Some people set low expectations to avoid ever being disappointed (they may never fail BUT will most likely never truly win, either).  What kind of a meaningful relationship could develop from the premise that what “is” will never change – that wherever a relationship began is as far as it will ever go?  A relationship serves no valuable purpose if the melding of beliefs, values, ideals and accomplishments advances one individual more that it enhances the other – or the group to which individuals might belong.  Successful relationships usually begin with friendship and mutual respect.  Friendship can eventually develop over time if individuals or groups are able to keep an open mind but rarely can a two-way relationship evolve over time if one party is always giving while another is always taking.  Life on an island becomes symbiotic...those sharing the positives and repairing the negatives will help each other grow.  Should one or the other be expected to do all the work while both consistently benefit from the singular effort, both parties will eventually struggle (or die).  If one can benefit from the input of another, think how much more could be accomplished should several come together to openly share thoughts and ideas without fear of reprisal as they seek to advance the interests of the whole. 

Dreams are the destinations found at the end of the roads we choose to follow.  If we set no expectations – fearing the pain of failure more than we anticipate the rewards of success – we may survive but will rarely thrive.  Those using failure as a springboard towards implementing a solution will likely succeed while those resting upon failure – accepting it as a “new normal” rather than a place from which to grow – will likely find more frustration and dissatisfaction in their lives because they do not (and cannot) reach heights that have not been intentionally established.  In order to assimilate dreams into daily relationships we must ALWAYS believe that the “light at the end of a tunnel” is a door opening to opportunity not yet realized rather than a train heading towards us on a collision course.  We must fully understand the resources that we have upon our island before we include others BUT should never limit our potential be believing that “all we have is all we are” or “we can become anything that we wish to be (without help and guidance/assistance from others).”

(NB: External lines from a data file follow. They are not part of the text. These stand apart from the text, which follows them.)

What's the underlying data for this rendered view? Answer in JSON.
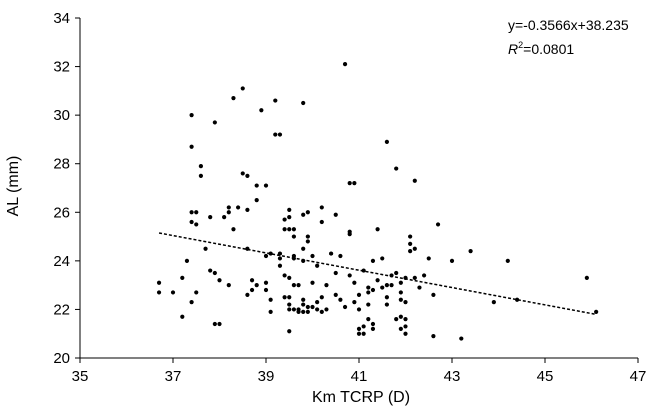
{
  "chart_data": {
    "type": "scatter",
    "xlabel": "Km TCRP (D)",
    "ylabel": "AL (mm)",
    "xlim": [
      35,
      47
    ],
    "ylim": [
      20,
      34
    ],
    "xticks": [
      "35",
      "37",
      "39",
      "41",
      "43",
      "45",
      "47"
    ],
    "yticks": [
      "20",
      "22",
      "24",
      "26",
      "28",
      "30",
      "32",
      "34"
    ],
    "grid": false,
    "legend": "none",
    "trendline": {
      "slope": -0.3566,
      "intercept": 38.235,
      "x_range": [
        36.7,
        46.1
      ],
      "style": "dashed"
    },
    "annotations": {
      "equation": "y=-0.3566x+38.235",
      "r2_prefix": "R",
      "r2_sup": "2",
      "r2_value": "=0.0801"
    },
    "colors": {
      "points": "#000000",
      "axis": "#000000"
    },
    "points": [
      [
        36.7,
        22.7
      ],
      [
        36.7,
        23.1
      ],
      [
        37.0,
        22.7
      ],
      [
        37.2,
        21.7
      ],
      [
        37.2,
        23.3
      ],
      [
        37.3,
        24.0
      ],
      [
        37.4,
        22.3
      ],
      [
        37.4,
        25.6
      ],
      [
        37.4,
        26.0
      ],
      [
        37.5,
        25.5
      ],
      [
        37.4,
        30.0
      ],
      [
        37.4,
        28.7
      ],
      [
        37.5,
        26.0
      ],
      [
        37.5,
        22.7
      ],
      [
        37.6,
        27.9
      ],
      [
        37.6,
        27.5
      ],
      [
        37.7,
        24.5
      ],
      [
        37.8,
        25.8
      ],
      [
        37.8,
        23.6
      ],
      [
        37.9,
        23.5
      ],
      [
        37.9,
        29.7
      ],
      [
        37.9,
        21.4
      ],
      [
        38.0,
        21.4
      ],
      [
        38.0,
        23.2
      ],
      [
        38.1,
        25.8
      ],
      [
        38.2,
        26.0
      ],
      [
        38.2,
        23.0
      ],
      [
        38.2,
        26.2
      ],
      [
        38.3,
        30.7
      ],
      [
        38.3,
        25.3
      ],
      [
        38.4,
        26.2
      ],
      [
        38.5,
        31.1
      ],
      [
        38.5,
        27.6
      ],
      [
        38.6,
        27.5
      ],
      [
        38.6,
        26.1
      ],
      [
        38.6,
        24.5
      ],
      [
        38.6,
        22.6
      ],
      [
        38.7,
        23.2
      ],
      [
        38.7,
        22.8
      ],
      [
        38.8,
        23.0
      ],
      [
        38.8,
        26.5
      ],
      [
        38.8,
        27.1
      ],
      [
        38.9,
        30.2
      ],
      [
        39.0,
        27.1
      ],
      [
        39.0,
        24.2
      ],
      [
        39.0,
        23.1
      ],
      [
        39.0,
        22.8
      ],
      [
        39.1,
        24.3
      ],
      [
        39.1,
        22.4
      ],
      [
        39.1,
        21.9
      ],
      [
        39.2,
        30.6
      ],
      [
        39.2,
        29.2
      ],
      [
        39.3,
        29.2
      ],
      [
        39.3,
        24.3
      ],
      [
        39.3,
        24.1
      ],
      [
        39.3,
        23.8
      ],
      [
        39.4,
        22.5
      ],
      [
        39.4,
        25.7
      ],
      [
        39.4,
        25.3
      ],
      [
        39.4,
        23.4
      ],
      [
        39.5,
        26.1
      ],
      [
        39.5,
        25.8
      ],
      [
        39.5,
        25.3
      ],
      [
        39.5,
        23.3
      ],
      [
        39.5,
        22.5
      ],
      [
        39.5,
        22.2
      ],
      [
        39.5,
        22.0
      ],
      [
        39.5,
        21.1
      ],
      [
        39.6,
        23.0
      ],
      [
        39.6,
        24.2
      ],
      [
        39.6,
        24.1
      ],
      [
        39.6,
        22.0
      ],
      [
        39.6,
        25.3
      ],
      [
        39.6,
        25.0
      ],
      [
        39.7,
        23.0
      ],
      [
        39.7,
        22.0
      ],
      [
        39.7,
        21.9
      ],
      [
        39.8,
        30.5
      ],
      [
        39.8,
        25.9
      ],
      [
        39.8,
        24.5
      ],
      [
        39.8,
        24.0
      ],
      [
        39.8,
        22.4
      ],
      [
        39.8,
        22.2
      ],
      [
        39.8,
        21.9
      ],
      [
        39.9,
        26.0
      ],
      [
        39.9,
        25.0
      ],
      [
        39.9,
        24.8
      ],
      [
        39.9,
        22.1
      ],
      [
        39.9,
        21.9
      ],
      [
        40.0,
        22.1
      ],
      [
        40.0,
        23.1
      ],
      [
        40.0,
        24.2
      ],
      [
        40.1,
        23.8
      ],
      [
        40.1,
        22.3
      ],
      [
        40.1,
        22.0
      ],
      [
        40.2,
        26.2
      ],
      [
        40.2,
        25.6
      ],
      [
        40.2,
        22.5
      ],
      [
        40.2,
        21.9
      ],
      [
        40.3,
        22.0
      ],
      [
        40.3,
        23.0
      ],
      [
        40.4,
        24.3
      ],
      [
        40.5,
        25.9
      ],
      [
        40.5,
        23.5
      ],
      [
        40.5,
        22.6
      ],
      [
        40.6,
        24.2
      ],
      [
        40.6,
        22.4
      ],
      [
        40.7,
        32.1
      ],
      [
        40.7,
        22.1
      ],
      [
        40.8,
        25.2
      ],
      [
        40.8,
        25.1
      ],
      [
        40.8,
        27.2
      ],
      [
        40.8,
        23.4
      ],
      [
        40.9,
        27.2
      ],
      [
        40.9,
        23.1
      ],
      [
        40.9,
        22.3
      ],
      [
        41.0,
        21.2
      ],
      [
        41.0,
        21.0
      ],
      [
        41.0,
        22.6
      ],
      [
        41.0,
        22.0
      ],
      [
        41.1,
        21.3
      ],
      [
        41.1,
        21.0
      ],
      [
        41.1,
        23.6
      ],
      [
        41.2,
        22.9
      ],
      [
        41.2,
        22.7
      ],
      [
        41.2,
        22.2
      ],
      [
        41.2,
        21.6
      ],
      [
        41.3,
        24.0
      ],
      [
        41.3,
        22.8
      ],
      [
        41.3,
        21.4
      ],
      [
        41.3,
        21.2
      ],
      [
        41.4,
        25.3
      ],
      [
        41.4,
        23.2
      ],
      [
        41.5,
        24.1
      ],
      [
        41.5,
        22.9
      ],
      [
        41.6,
        28.9
      ],
      [
        41.6,
        23.0
      ],
      [
        41.6,
        22.5
      ],
      [
        41.6,
        22.2
      ],
      [
        41.7,
        23.4
      ],
      [
        41.7,
        23.0
      ],
      [
        41.8,
        27.8
      ],
      [
        41.8,
        23.5
      ],
      [
        41.8,
        21.6
      ],
      [
        41.9,
        23.1
      ],
      [
        41.9,
        22.7
      ],
      [
        41.9,
        22.4
      ],
      [
        41.9,
        21.7
      ],
      [
        41.9,
        21.2
      ],
      [
        42.0,
        23.3
      ],
      [
        42.0,
        22.3
      ],
      [
        42.0,
        21.6
      ],
      [
        42.0,
        21.3
      ],
      [
        42.0,
        21.0
      ],
      [
        42.1,
        25.0
      ],
      [
        42.1,
        24.7
      ],
      [
        42.1,
        24.4
      ],
      [
        42.2,
        27.3
      ],
      [
        42.2,
        24.5
      ],
      [
        42.2,
        23.3
      ],
      [
        42.3,
        22.9
      ],
      [
        42.4,
        23.4
      ],
      [
        42.5,
        24.1
      ],
      [
        42.6,
        20.9
      ],
      [
        42.6,
        22.6
      ],
      [
        42.7,
        25.5
      ],
      [
        43.0,
        24.0
      ],
      [
        43.2,
        20.8
      ],
      [
        43.4,
        24.4
      ],
      [
        43.9,
        22.3
      ],
      [
        44.2,
        24.0
      ],
      [
        44.4,
        22.4
      ],
      [
        45.9,
        23.3
      ],
      [
        46.1,
        21.9
      ]
    ]
  }
}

Relationships are the foundation upon which life’s accomplishments are constructed.  A relationship becomes successful when “we” becomes a given rather than “me” being the rule.  While one thinks he (or she) is an island, life cannot be fully experienced or appreciated.  Until we fully accept the reality that to live we must share life – and that we are only as strong individually as the relationships we find important or the group of close friends and confidantes that support and surround us – will we be able to risk more than others think is safe, care more than others think is wise, dream more than others think is practical and expect more than others think is possible.  During these uncertain times and forced isolation remember that anything taken to extremes can be either a positive or a detriment to life – be kind and focus on staying safe BUT be practical when choosing to be alone, be in the close company of another or to enjoy a small group.  NEVER lose the power of relationship while socially distancing yourself from others to remain healthy – we need more than the support that can be provided through virtual friendships and more than the challenging and tempering of our ideas that can be shown through text messages or electronic communications in order to thrive.